Is low back pain after disc herniation with Modic Type 1 changes a low-grade infection?

Max Aebi 
(1)
Salem-Spital, Schänzlistrasse 39, 3000 Bern 25, Switzerland
 
 
Max Aebi
Received: 26 February 2013Published online: 8 March 2013
Without Abstract
In this issue of the European Spine Journal we are confronted with new data concerning the significance of Modic Type 1 changes (MC I) in patients with chronic low back pain. We know from previous studies that MC I occurs six times more frequently in the low back pain population than in the general population. The reason may be of mechanical nature, but under certain circumstances low virulent infections may play a key role. The Danish group of H. B. Albert does not only demonstrate that patients with infected herniated nucleus material by anaerobic bacteria in lumbar disc herniation develop in 80 % new MC I in adjacent vertebrae, but also that those patients with low back pain and MC I after disc herniation improved highly statistically significant on all outcome measures under an antibiotic protocol. This strongly suggests one cause of low back pain in combination of MC I to be of low-grade infectious nature in case of previous disc herniation.

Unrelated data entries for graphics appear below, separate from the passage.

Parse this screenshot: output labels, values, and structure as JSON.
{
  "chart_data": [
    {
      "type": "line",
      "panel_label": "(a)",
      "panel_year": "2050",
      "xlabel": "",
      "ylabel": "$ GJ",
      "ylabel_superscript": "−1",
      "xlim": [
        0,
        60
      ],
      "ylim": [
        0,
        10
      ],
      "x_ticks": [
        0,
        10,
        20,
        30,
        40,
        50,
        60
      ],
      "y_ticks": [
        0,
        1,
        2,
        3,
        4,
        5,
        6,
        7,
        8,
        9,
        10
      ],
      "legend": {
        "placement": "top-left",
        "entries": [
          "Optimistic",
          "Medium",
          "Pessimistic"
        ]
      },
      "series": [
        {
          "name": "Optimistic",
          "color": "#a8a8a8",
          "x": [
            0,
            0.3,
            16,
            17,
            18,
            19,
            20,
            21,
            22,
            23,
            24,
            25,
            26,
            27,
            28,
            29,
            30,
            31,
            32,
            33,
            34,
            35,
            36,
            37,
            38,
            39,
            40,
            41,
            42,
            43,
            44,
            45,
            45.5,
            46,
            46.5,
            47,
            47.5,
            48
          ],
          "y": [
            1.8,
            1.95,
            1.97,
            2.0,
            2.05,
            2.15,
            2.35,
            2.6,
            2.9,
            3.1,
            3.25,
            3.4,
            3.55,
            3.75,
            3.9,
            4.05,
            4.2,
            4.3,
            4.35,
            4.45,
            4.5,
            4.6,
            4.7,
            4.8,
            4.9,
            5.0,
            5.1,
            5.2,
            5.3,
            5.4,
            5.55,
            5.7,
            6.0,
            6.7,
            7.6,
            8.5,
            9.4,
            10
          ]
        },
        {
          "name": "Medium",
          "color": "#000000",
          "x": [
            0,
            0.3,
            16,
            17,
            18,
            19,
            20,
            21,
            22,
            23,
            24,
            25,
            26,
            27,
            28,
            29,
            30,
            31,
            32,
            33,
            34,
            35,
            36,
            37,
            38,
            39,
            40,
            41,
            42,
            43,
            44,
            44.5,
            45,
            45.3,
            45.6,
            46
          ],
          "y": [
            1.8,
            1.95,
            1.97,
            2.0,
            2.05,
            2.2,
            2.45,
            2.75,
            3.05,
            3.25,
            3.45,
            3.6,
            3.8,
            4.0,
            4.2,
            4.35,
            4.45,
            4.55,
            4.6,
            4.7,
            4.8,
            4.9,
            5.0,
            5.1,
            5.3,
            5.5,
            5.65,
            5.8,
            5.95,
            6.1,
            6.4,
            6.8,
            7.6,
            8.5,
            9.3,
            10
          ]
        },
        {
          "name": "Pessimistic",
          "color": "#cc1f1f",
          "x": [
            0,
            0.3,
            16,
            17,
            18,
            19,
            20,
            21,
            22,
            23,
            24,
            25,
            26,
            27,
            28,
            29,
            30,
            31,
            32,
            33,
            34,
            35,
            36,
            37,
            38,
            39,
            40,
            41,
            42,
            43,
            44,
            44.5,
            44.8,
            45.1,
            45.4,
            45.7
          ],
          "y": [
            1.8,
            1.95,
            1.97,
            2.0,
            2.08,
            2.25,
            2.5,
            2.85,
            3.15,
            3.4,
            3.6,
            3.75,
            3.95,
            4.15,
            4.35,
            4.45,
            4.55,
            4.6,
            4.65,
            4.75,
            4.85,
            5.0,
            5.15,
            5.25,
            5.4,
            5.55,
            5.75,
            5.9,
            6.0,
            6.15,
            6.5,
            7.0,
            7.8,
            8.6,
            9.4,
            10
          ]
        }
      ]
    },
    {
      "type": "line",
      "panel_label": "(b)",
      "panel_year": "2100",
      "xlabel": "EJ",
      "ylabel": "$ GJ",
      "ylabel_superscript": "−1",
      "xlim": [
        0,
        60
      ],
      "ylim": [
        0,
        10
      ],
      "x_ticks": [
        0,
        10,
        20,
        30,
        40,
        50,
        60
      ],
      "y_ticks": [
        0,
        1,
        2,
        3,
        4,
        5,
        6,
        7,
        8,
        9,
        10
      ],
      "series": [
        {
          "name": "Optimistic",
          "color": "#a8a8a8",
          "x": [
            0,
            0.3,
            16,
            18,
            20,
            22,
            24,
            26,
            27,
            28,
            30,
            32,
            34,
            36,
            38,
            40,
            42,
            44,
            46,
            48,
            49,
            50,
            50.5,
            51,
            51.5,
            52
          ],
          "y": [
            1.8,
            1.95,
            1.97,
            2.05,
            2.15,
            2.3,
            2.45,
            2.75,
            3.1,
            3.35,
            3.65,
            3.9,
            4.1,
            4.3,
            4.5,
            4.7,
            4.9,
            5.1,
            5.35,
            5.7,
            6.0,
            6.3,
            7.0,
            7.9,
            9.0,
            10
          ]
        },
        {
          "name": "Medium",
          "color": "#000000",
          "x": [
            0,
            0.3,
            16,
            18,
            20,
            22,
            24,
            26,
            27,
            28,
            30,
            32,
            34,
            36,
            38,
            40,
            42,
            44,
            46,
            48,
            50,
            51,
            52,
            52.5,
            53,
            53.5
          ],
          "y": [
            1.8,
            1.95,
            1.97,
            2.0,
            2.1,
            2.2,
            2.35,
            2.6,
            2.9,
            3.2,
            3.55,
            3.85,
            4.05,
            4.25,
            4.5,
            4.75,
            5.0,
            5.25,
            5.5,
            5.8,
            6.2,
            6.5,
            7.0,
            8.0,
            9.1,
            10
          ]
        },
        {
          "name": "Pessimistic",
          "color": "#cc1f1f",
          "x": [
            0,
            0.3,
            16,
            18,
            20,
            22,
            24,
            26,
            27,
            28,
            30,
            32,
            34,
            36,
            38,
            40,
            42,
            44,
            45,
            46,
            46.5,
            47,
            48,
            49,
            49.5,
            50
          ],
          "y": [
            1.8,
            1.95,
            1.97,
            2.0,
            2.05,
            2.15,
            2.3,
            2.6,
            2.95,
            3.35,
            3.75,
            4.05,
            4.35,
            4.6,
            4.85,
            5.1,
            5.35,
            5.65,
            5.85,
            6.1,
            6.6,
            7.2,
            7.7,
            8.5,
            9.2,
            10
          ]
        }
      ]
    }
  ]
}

Since it is ethically impossible to have biopsies of all those patients who have low back pain and MC I in the context of a disc herniation on the MRI (where starts the definition of disc herniation: annulus disruption and penetration with nucleus material?), but only from those patients who have surgery due to disc herniation, the authors ask the obvious key question, whether or not the bacteria found in the nuclear material is indicative of an infection or is possibly due to intraoperative contamination.
The authors give a plausible answer that contamination is highly improbable. Nevertheless, further research is necessary to show what exactly happens in patients with disc herniation who develop MC I and low back pain and who have not been operated on. How could we show that in this fraction of patients there could be the same number of anaerobic infections of the nucleus material? By markers of the anaerobic bacteria or of specific infectious tissue, which could be made visible in imaging? By fine needle biopsy? Such a gain of knowledge would make the results presented here by H. B. Albert et al. even more explosive for the further understanding of low back pain and corresponding MRI changes. We are keen to wait for further innovative research in this field.